Un movimiento de Brenda atrajo la atención de Thomas. La miró para ver cómo apartaba el cuchillo de Minho, se retiraba y, distraídamente, limpiaba el pequeño rastro de sangre que había en sus pantalones.
—Te hubiera matado de verdad, ¿sabes? —espetó con una voz un poco rasposa, casi ronca—. Como vayas a por Jorge otra vez, te cortaré una arteria.
Minho se limpió la pequeña herida con el pulgar y miró la mancha de color rojo intenso.
—Eso sí que es un cuchillo afilado. Ahora me gustas más.
Newt y Fritanga refunfuñaron a la vez.
—Parece que no soy la única rara de aquí —respondió Brenda—. Tú estás incluso más ido que yo.
—Ninguno de nosotros se ha vuelto loco todavía —añadió Jorge, que se acercó a ella—. Pero no tardaremos mucho. Vamos; tenemos que llegar al alijo para que comáis algo, gente. Parecéis un puñado de zombis famélicos.

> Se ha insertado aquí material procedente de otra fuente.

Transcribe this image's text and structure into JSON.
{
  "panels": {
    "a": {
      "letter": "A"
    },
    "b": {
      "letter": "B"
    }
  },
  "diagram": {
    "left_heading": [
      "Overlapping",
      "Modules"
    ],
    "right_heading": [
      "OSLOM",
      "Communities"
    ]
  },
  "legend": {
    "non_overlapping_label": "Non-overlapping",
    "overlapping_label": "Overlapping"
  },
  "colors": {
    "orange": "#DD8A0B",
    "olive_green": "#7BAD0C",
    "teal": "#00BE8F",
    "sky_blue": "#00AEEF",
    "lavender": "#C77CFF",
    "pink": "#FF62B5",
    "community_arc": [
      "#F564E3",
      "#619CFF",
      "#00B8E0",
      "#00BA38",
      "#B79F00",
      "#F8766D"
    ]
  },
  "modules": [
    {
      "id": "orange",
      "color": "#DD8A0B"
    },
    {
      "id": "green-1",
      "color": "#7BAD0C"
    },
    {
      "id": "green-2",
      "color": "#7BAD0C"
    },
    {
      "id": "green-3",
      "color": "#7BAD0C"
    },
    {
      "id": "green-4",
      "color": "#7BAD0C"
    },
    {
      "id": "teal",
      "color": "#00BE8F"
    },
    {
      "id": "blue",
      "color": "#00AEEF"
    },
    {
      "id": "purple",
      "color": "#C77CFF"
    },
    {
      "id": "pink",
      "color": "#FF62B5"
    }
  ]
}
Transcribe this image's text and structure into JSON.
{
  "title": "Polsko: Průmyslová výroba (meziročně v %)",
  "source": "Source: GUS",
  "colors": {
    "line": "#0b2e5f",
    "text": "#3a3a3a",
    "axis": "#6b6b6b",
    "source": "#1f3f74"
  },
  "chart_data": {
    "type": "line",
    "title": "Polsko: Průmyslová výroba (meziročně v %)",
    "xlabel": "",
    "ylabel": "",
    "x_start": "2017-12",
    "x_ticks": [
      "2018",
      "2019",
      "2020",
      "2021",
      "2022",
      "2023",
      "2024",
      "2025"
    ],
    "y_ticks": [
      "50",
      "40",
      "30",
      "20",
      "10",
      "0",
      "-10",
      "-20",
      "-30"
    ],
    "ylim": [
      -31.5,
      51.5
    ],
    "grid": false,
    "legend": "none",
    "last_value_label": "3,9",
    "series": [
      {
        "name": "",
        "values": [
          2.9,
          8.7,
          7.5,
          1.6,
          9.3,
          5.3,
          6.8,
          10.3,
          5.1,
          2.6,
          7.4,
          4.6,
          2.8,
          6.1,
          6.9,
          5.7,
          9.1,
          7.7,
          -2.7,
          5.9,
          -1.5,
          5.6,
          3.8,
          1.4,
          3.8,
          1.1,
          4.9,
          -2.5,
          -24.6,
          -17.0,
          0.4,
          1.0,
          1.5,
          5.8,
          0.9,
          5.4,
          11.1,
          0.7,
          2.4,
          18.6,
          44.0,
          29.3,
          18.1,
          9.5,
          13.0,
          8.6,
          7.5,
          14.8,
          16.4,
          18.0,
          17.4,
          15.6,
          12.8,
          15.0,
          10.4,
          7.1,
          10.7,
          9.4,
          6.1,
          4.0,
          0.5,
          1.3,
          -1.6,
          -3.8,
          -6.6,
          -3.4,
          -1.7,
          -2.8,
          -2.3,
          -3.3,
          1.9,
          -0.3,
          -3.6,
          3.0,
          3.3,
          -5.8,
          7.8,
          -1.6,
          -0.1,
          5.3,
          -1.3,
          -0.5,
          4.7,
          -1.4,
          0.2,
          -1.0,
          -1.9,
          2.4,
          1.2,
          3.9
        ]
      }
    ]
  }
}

A Minho no pareció gustarle la idea.
—¿Crees que voy a sentarme tan campante con vosotros, psicópatas, y a dejar que luego me cortéis los puñeteros dedos?
—Cállate por una vez —soltó Thomas, intentando comunicar algo distinto con sus ojos—. Vamos a comer. No me importa lo que les pase a tus bonitas manos después de eso.
Minho entrecerró los ojos, confuso, pero pareció captar que había algo que no sabía.